2. The LLM-based method correctly categorised both as FP.

We are improving on the LLM method (e.g., via agents).

1. Rename Bug to be a bit more descriptive

Yep we use 'bug' to represent a valid true positive bug in the project-under-test (not a false positive from the fuzz target). Please rename it as you see fit.

2. Add the classification logic to the core rather than in the web app itself (i.e. include sample.result.crashes and not sample.result.is_semantic_error in the core)

Yes good point.
I reckon they are busy with other tasks in hand so please feel free to change it if you happen to have time : )

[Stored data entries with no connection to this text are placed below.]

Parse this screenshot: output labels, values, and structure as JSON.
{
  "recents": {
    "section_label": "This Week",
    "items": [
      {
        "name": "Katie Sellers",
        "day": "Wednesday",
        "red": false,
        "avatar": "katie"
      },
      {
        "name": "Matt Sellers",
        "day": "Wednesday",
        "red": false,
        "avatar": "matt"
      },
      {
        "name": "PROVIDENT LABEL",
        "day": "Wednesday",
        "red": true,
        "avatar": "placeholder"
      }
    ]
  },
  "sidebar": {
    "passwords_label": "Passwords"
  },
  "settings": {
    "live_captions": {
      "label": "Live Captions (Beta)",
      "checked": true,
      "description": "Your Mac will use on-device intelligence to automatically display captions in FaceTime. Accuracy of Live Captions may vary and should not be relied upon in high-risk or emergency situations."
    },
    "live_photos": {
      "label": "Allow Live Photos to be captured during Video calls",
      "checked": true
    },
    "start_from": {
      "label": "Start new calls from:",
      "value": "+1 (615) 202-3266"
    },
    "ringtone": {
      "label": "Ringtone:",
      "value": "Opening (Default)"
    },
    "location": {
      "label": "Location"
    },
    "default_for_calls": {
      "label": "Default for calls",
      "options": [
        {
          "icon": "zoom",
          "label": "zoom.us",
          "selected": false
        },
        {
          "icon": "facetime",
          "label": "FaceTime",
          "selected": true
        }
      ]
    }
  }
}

3. Add the LLM-based triage verdict into the conclusion of the a bug is a TP or FP

IIUC, I think this is already reflected by the triage column?

4. Include all semantic validations in the crash triaging logic, and show them all in the UI.
5. based on the above improve ments come up with a new definition of "True Positive vs False Positive", e.g. based on a more fine-grained scoring system

Yep, we are working on that + some more heuristics + agents with access to bash & LLDB + some LLM tricks to be pushed later.
Eventually, LLM will be given all info that a human needs to triage a bug.